24 December 2006
A New Fling: Banana Bread with Booze and Raisins
Yesterday I decided it was time to break up with my banana bread recipe from The Joy of Cooking. I’m not really sure what possessed me to make this sudden life change, as things were really going great for us. It’s just that our relationship was becoming so familiar, so comfortable, and I was itching for a something new.
It was very difficult to initiate the break-up. I had it to do it in person, of course. You can’t text message someone you love that you are going to break up with them, just like you can’t text message banana bread that you are going to be using a different recipe from now on. It’s just not the right thing to do.
As I opened up The Joy of Cooking to give it the bad news, my heart collapsed with guilt when the book opened automatically to the banana bread recipe. Was it true love, or was it because of all the crap that I have spilled on those welcoming pages throughout the years? I do hope the latter is true, otherwise I have wasted my beautiful, brown, almost-rotten bananas on a new recipe that might not work out.
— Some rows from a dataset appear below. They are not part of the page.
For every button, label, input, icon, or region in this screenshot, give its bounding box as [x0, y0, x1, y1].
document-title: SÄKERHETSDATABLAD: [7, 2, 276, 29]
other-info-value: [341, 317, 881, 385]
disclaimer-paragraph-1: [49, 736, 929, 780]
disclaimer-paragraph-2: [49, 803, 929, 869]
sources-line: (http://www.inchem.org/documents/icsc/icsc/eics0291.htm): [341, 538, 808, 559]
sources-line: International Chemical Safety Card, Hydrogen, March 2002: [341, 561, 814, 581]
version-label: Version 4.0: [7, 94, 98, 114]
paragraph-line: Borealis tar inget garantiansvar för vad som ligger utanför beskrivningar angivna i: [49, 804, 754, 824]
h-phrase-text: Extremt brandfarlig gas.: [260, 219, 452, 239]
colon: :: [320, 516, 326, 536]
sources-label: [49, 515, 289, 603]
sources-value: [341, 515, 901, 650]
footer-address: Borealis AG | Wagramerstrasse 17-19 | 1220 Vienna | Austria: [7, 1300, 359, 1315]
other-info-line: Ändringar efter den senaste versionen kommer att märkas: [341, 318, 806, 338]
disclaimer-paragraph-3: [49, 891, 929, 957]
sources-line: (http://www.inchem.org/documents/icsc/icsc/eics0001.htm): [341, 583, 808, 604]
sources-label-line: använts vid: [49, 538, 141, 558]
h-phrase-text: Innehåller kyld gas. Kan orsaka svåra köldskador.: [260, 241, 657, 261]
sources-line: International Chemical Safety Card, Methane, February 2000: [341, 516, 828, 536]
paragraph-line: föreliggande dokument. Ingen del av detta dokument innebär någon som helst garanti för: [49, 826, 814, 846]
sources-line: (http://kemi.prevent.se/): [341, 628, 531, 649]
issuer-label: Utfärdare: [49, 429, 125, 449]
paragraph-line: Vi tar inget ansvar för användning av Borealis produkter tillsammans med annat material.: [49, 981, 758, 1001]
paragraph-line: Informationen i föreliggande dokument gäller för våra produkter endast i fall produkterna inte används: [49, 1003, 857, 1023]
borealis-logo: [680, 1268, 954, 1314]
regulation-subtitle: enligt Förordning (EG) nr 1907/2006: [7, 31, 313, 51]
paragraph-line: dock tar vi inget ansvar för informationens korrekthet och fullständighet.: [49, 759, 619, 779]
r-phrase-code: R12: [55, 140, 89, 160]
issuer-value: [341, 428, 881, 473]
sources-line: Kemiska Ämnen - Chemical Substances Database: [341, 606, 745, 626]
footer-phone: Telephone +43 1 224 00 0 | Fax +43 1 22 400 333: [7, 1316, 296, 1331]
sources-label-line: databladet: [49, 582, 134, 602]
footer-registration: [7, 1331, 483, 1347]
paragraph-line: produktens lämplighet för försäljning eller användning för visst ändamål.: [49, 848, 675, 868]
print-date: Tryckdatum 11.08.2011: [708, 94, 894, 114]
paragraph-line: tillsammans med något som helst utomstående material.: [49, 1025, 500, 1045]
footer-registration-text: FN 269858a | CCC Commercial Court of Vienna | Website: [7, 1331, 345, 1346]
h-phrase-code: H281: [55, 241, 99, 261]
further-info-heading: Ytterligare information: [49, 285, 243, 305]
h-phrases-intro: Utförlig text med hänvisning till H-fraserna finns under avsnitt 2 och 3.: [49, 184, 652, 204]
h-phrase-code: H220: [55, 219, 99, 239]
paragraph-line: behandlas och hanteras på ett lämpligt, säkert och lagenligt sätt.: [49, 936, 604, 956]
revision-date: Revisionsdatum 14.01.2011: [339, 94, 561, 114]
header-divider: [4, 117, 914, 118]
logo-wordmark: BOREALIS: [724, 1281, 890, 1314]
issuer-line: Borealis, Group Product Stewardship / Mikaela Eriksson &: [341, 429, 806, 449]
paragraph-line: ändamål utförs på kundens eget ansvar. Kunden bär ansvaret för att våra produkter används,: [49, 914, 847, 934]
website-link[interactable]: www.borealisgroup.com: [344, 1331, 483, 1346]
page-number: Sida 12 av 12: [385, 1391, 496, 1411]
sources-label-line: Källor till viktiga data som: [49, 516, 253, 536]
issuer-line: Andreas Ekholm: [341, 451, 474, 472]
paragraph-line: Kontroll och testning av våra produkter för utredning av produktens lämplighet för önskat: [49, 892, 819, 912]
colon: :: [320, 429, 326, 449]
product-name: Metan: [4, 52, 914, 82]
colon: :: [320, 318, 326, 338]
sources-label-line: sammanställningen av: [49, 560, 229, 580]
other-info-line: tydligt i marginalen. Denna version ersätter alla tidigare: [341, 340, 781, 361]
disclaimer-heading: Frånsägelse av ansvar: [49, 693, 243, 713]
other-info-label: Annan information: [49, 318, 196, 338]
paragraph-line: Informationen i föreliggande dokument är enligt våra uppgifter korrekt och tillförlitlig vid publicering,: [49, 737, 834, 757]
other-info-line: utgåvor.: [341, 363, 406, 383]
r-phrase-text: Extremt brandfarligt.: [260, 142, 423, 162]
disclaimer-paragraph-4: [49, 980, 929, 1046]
The recipe was overwhelmed with despair when I informed it of my situation. As it pleaded with me and listed reason after reason why we should stay together and try to make it work, I insisted that the good times were over...that things were wonderful while they lasted, but that it was time move on. I lovingly caressed its spattered pages, wiped away its tears (or maybe those were butter stains), and I closed the book.
Call me a recipe slut if you will, but the Joy of Cooking was not closed for even three seconds before I opened up Nigella Lawson’s How to Be a Domestic Goddess. I don’t know...maybe I should have given my emotions some time to settle. Maybe I should have stayed single for awhile before venturing out into the sea of banana recipes. But it’s so easy to move on when the first recipe you are attracted to has booze and golden raisins in it! And we all know that if anything can tempt a girl into a rebound relationship, it’s booze and raisins.
How is the new fling going? So far, pretty good. The bread hasn’t been sliced yet, so I can’t share any intimate details, but our getting-to-know-you stage is progressing just fine. I’d have to say that for once it’s fun to get to know someone before hastily jumping in and getting romantic right away. The anticipation is half of the fun. What will the new banana bread taste like? Will it it have a moist yet fluffy texture? Will it soothe me when I am sad? Will it make me laugh? Will it rub my back after a long day at work?
I definitely have my doubts...maybe I have too many expectations for Nigella’s loaf. What if it’s flat and soggy? What if it tastes more like flour than bananas? What if it’s boring, self-absorbed, and drinks Yellowtail?
There is so much to find out about this new recipe. As I introduce it to my family during our first Christmas together, I will undoubtedly learn more about its strengths and weaknesses. More details to come.
Banana Bread with Booze and Golden Raisins
~from Nigella Lawson's How to Be a Domestic Goddess: Baking and the Art of Comfort Cooking
1/2 cup golden raisins
6 tbs. bourbon or dark rum (I used brandy because that's what I had)
1 cup plus 2 tbs. flour
2 tsp. baking powder
1/2 tsp. baking soda
1/2 tsp. salt
1/2 cup butter, melted
1/2 cup sugar
2 large eggs
4 small, very ripe bananas, mashed
1/4 cup chopped walnuts
1 tsp. vanilla extract
9 x 5 loaf pan, buttered and floured, or with paper insert
Put the golden raisins and rum or bourbon in a smallish saucepan and bring to a boil.
Remove from heat, cover, and leave for an hour if you can, or until the raisins have absorbed most of the liquid, then drain (or drink).
Preheat the oven to 325 degrees and get started on the rest. Put the flour, baking powder, baking soda, and salt in a medium-sized and, using your hands or a wooden spoon, combine well. In a large bowl, mix the melted butter and sugar and beat until blended. Beat in the eggs one at a time, then the mashed bananas. Then, with your wooden spoon, stir in the walnuts, drained raisins, and vanilla extract. Add the flour mixture, a third at a time, stirring well after each bit. Scrape into the loaf pan and bake in the middle of the oven for 1 to 1 1/4 hours. When it’s ready, an inserted toothpick should come out cleanish. Leave in the pan on a rack to cool, and eat thickly or thinly sliced, as you prefer.
Makes 8-10 slices.
Replace 2 tbs. flour with good cocoa powder and add 4 ounces of bittersweet chocolate, cut up into smallish chunks (or use chocolate chips).